[Gulliver’s Travels by Jonathan Swift]@TWC D-Link bookGulliver’s Travels CHAPTER II 5/13
But the colonel ordered six of the ring-leaders to be seized, and thought no punishment so proper as to deliver them bound into my hands; which some of his soldiers accordingly did, pushing them forwards with the butt-ends of their pikes into my reach.
I took them all on my right hand, put five of them into my coat-pocket; and as to the sixth, I made a countenance as if I would eat him alive.
The poor man squalled terribly, and the colonel and his officers were in much pain, especially when they saw me take out my penknife; but I soon put them out of fear, for, looking mildly, and immediately cutting the strings he was bound with, I set him gently on the ground, and away he ran.

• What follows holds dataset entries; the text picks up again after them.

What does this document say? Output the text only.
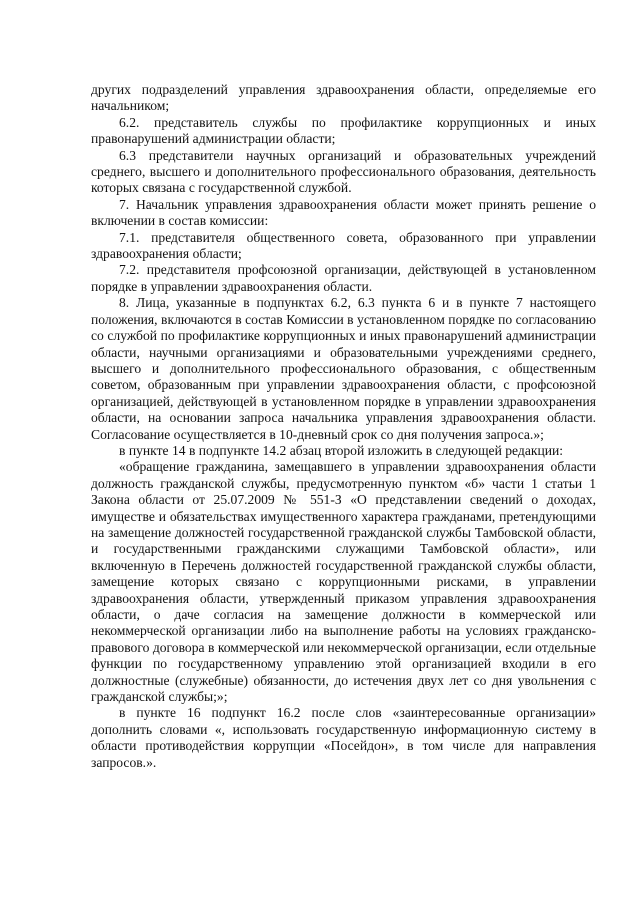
других подразделений управления здравоохранения области, определяемые его начальником;

6.2. представитель службы по профилактике коррупционных и иных правонарушений администрации области;

6.3 представители научных организаций и образовательных учреждений среднего, высшего и дополнительного профессионального образования, деятельность которых связана с государственной службой.

7. Начальник управления здравоохранения области может принять решение о включении в состав комиссии:

7.1. представителя общественного совета, образованного при управлении здравоохранения области;

7.2. представителя профсоюзной организации, действующей в установленном порядке в управлении здравоохранения области.

8. Лица, указанные в подпунктах 6.2, 6.3 пункта 6 и в пункте 7 настоящего положения, включаются в состав Комиссии в установленном порядке по согласованию со службой по профилактике коррупционных и иных правонарушений администрации области, научными организациями и образовательными учреждениями среднего, высшего и дополнительного профессионального образования, с общественным советом, образованным при управлении здравоохранения области, с профсоюзной организацией, действующей в установленном порядке в управлении здравоохранения области, на основании запроса начальника управления здравоохранения области. Согласование осуществляется в 10-дневный срок со дня получения запроса.»;

в пункте 14 в подпункте 14.2 абзац второй изложить в следующей редакции:

«обращение гражданина, замещавшего в управлении здравоохранения области должность гражданской службы, предусмотренную пунктом «б» части 1 статьи 1 Закона области от 25.07.2009 № 551-З «О представлении сведений о доходах, имуществе и обязательствах имущественного характера гражданами, претендующими на замещение должностей государственной гражданской службы Тамбовской области, и государственными гражданскими служащими Тамбовской области», или включенную в Перечень должностей государственной гражданской службы области, замещение которых связано с коррупционными рисками, в управлении здравоохранения области, утвержденный приказом управления здравоохранения области, о даче согласия на замещение должности в коммерческой или некоммерческой организации либо на выполнение работы на условиях гражданско-правового договора в коммерческой или некоммерческой организации, если отдельные функции по государственному управлению этой организацией входили в его должностные (служебные) обязанности, до истечения двух лет со дня увольнения с гражданской службы;»;

в пункте 16 подпункт 16.2 после слов «заинтересованные организации» дополнить словами «, использовать государственную информационную систему в области противодействия коррупции «Посейдон», в том числе для направления запросов.».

I treated the rest in the same manner, taking them one by one out of my pocket; and I observed both the soldiers and people were highly delighted at this mark of my clemency, which was represented very much to my advantage at court. [Illustration] Towards night, I got with some difficulty into my house, where I lay on the ground, and continued to do so about a fortnight, during which time the emperor gave orders to have a bed prepared for me.
Six hundred beds, of the common measure, were brought in carriages and worked up in my house; an hundred and fifty of their beds, sewn together, made up the breadth and length; and these were four double, which, however, kept me but very indifferently from the hardness of the floor, which was of smooth stone.